Nous n’appartenons à aucun parti politique. Nous sommes simplement des citoyens portugais qui en ont assez des fardeaux dont souffre actuellement la population et nous pensons que le Portugal mérite de meilleures conditions de vie. Ce sont les idées qui président à la protestation des gilets jaunes “Yellow Coletes” de l’autre côté de la frontière, puisque la graine semée dans les rues de Paris a également pris racine à l’extrémité ouest de la péninsule ibérique.

Le matin de la revendication

Le matin de la revendication a commencé avec presque aucun incident, mais avec un fort déploiement de police, étant donné que l’appel avait circulé dans les réseaux sociaux avec une grande profusion. Toutefois, les réductions de trafic ont été ressenties à Lisbonne, Porto et Braga. Aveiro, Coimbra et Guarda se sont réveillés avec plusieurs groupes de personnes qui entravaient les mouvements quotidiens.

Dans la capitale, des groupes de non-conformistes ont effondré la Plaza Marqués de Pombal, située au centre, d’où ils se sont rendus au Parlement. La seule personne arrêtée pour incitation à la violence dans les premières heures a été enregistrée à Porto.

La réduction des impôts

La devise des manifestants était “Réveillez le Portugal”, avec des pétitions telles que la réduction des impôts (surtout, la TVA actuelle de 23%) ou l’augmentation du salaire minimum à 700 euros.
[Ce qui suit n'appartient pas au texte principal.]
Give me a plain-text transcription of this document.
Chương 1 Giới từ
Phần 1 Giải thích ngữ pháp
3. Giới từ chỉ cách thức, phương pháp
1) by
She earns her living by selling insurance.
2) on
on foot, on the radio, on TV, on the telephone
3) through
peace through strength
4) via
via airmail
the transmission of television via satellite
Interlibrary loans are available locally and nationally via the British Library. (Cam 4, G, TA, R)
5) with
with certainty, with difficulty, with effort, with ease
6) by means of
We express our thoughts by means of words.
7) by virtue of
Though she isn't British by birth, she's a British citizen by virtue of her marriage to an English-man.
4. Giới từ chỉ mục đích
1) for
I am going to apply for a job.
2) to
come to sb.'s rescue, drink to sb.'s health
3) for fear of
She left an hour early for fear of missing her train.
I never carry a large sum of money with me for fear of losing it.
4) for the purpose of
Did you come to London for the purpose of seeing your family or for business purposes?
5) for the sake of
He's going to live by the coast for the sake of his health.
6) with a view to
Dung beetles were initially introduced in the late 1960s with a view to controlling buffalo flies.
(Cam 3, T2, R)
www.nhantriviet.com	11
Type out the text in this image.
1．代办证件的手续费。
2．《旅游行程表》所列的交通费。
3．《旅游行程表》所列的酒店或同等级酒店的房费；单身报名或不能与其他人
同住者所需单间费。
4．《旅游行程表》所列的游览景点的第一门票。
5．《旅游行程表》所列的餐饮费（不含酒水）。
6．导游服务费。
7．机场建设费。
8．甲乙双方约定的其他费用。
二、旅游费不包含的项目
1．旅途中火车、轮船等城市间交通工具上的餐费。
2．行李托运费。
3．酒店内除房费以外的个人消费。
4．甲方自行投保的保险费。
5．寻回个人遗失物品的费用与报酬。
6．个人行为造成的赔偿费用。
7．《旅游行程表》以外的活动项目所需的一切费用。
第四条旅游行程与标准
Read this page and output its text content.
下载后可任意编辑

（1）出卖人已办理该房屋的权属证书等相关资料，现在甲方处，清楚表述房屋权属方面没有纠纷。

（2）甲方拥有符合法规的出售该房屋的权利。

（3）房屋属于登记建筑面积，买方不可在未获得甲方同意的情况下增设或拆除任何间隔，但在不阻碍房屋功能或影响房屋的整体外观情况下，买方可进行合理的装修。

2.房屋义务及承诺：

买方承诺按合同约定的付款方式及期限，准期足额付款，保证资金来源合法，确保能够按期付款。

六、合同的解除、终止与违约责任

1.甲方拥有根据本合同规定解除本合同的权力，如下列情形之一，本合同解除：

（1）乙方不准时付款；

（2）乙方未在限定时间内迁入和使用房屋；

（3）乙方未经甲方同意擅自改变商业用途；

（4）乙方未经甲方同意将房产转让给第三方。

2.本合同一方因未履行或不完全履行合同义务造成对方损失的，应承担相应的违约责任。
Une exigence, cette dernière, qui est loin d’être réelle car elle vient d’être approuvée pour mettre ce poste à 600 euros, ce qui entrera en vigueur à partir du 1er janvier 2019.

En matière de pensions, ils exigent que la charge minimale soit de 500 euros et, d’autre part, que les montants des millions facturés par les retraités en politique ou les grandes entreprises soient arrêtés ou réduits.

Ils appellent également à des mesures concrètes pour endiguer et, à terme, mettre fin à la corruption, ainsi que pour limiter le nombre de députés à l’Assemblée de la République et pour appliquer une politique stricte afin qu’ils ne soient pas absents des sessions parlementaires.

Santé et Education

Ils n’oublient pas Santé et Education, deux secteurs en guerre, comme en témoignent les grèves successives. En effet, la grève sauvage des infirmières des blocs opératoires a débuté le 22 novembre dernier et dure jusqu’au 31 décembre, avec près de 9 000 opérations annulées puisque seules les interventions jugées très urgentes sont effectuées.

Un autre point de protestation est dirigé contre la bulle immobilière, qui empêche des milliers de portugais d’avoir accès à un logement décent, surtout dans le centre-ville. Les prix des appartements touristiques continuent d’augmenter et poussent la population vers la périphérie car il est très difficile de rester dans les zones les mieux situées.